One of the best adaptations of his work was Stanley Kubrick's "The Shining," and it feels a little ironic to say that, because the way Kubrick made that movie, its really not an adaptation. In the straight structured way we think of. Sometimes, I feel like directors won't adapt a story or make a remake...they make REACTIONS to things. Stanley Kubrick is a reaction to Stephen King's "The Shining." Its got the spine of King's book, but Kubrick grew some nuts and made a movie that said, "you know, here's how I would improve the story." That may make Kubrick sound conceited, but I don't mean it to be. Anytime somebody goes to make a movie, they have a chance to say something. I find it captivating when a director chooses to add criticism in something they are merely adapting.

Stephen King wrote "The Shining" in 1978. Kubrick's movie came out in 1980. If you didn't read the book or see his movie or if you even missed the 1997 mini-series, here's the breakdown. Jack Torrence is a recovering alcoholic that is trying to make ends meet. He takes the job of a winter caretaker for the Overlook Hotel which closes every winter. He takes his wife Wendy with him along with their son Danny, who has a variety of powers; mind reading, seeing events from the past and future, stuff like that, these powers are called "The Shine." Danny soon finds out that the Overlook Hotel is haunted, which amplifies his powers to the point that the hotel is dangerous for both him and his family.

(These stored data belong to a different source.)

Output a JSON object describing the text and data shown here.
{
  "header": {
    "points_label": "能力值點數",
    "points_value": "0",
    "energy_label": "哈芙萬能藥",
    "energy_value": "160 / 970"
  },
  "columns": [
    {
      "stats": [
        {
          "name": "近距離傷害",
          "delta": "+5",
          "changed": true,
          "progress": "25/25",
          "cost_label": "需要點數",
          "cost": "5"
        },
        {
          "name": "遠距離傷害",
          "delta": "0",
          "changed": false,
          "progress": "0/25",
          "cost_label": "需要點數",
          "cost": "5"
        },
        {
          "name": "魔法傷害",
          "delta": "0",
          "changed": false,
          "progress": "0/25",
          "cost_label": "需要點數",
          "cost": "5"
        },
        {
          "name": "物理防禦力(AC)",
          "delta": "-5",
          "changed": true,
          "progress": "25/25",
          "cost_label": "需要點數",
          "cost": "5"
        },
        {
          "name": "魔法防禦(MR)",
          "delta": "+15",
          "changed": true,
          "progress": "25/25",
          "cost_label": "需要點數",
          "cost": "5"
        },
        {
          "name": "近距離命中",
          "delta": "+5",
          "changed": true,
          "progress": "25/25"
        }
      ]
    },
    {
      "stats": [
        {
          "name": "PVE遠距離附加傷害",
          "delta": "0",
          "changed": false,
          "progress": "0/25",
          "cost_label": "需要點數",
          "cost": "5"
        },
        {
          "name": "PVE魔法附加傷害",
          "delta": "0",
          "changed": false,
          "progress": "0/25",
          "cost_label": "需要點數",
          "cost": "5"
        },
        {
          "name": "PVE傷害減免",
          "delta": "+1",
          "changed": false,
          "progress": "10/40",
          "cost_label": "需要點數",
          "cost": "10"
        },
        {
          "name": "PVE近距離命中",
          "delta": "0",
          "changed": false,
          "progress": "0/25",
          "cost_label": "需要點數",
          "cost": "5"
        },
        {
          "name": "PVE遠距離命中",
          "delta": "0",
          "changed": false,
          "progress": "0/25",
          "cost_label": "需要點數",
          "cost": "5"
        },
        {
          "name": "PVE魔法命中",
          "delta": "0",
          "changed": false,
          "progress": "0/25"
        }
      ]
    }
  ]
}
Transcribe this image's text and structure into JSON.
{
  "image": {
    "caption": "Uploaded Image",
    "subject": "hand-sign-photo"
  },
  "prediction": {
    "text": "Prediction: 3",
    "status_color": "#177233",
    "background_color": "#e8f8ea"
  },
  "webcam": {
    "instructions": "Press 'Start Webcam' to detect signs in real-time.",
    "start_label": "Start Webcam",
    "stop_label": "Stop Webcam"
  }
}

This all leads us to "Doctor Sleep," a book that Stephen King wrote in 2013, which was sequel to his 1978 book "The Shining." Its a story that follows Danny Torrence, who is now an adult and who uses his powers at a hospice home to calm those who are about to die. Eventually a connects with a teenage girl named Abra who has some of the strong "Shine" powers of her own. This catches the attention of a cult called The Tied Knot, they are a group who may or may not have Shine powers, but they feed of people who do, and its giving them quasi-immortality. They intend to go after Danny's new friend Abra, and Danny plans to do whatever he can to make sure they don't.

The 2013 book may be a sequel to King's 1978 book, but "Doctor Sleep" the movie is a direct sequel to Kubrick's "The Shining." Much like Kubrick's original movie, don't plan on this sequel being very faithful to the original book. It is a movie that very much embraces the style of Kubrick's movie, without ripping it off completely. The way The Newton Brothers use pieces of the original score from "The Shining" and blending it into their new cold-blooded score is amazing. The way director Mike Flanagan recreates the 1980 feel of the first film in a couple of flashback scenes is monumental. It looks like you are watching the original movie, just with different actors. But lets talk about those different actors. Alex Essoe only appears as Wendy Torrence in a few scenes, but she does an incredible Shelley DuVall impression. Remember how Shelley's voice went up when she was acting hysteric in "The Shining?" Essoe does that perfectly. There are actually a couple of examples of old characters coming back from the original Shining, played by different actors, that is just jaw-droppingly awesome. But I don't want to give away all of the movie's secrets. Just know its a movie like this that proves all that current James Dean bullshit is just that...bullshit.

Ewan McGregor and Kyleigh Curran have a wonderful rapport as Dan Torrence and Abra. There is an easy chemistry that they develop from the beginning. They are total strangers to each other, but the movie gets us to buy their quick friendship and allows us to care about them. Because when Rebecca Ferguson shows up as Rose and brings the freaky Tied Knot around, things get creepy in a hurry. Ferguson has been building a strong filmography in just a few short years, and this is one of her best performances yet.

The movie builds a genuine unease over the course of its long running time. It never feels boring, it never feels like its stalling. Its scary in moments, its very creepy throughout and its delightfully weird in moments too. It features everything you'd really want from a Stephen King adaptation and it does so with ease. Mike Flanagan really dug deep to make this thing a profound adaptation and he mostly does an incredible job.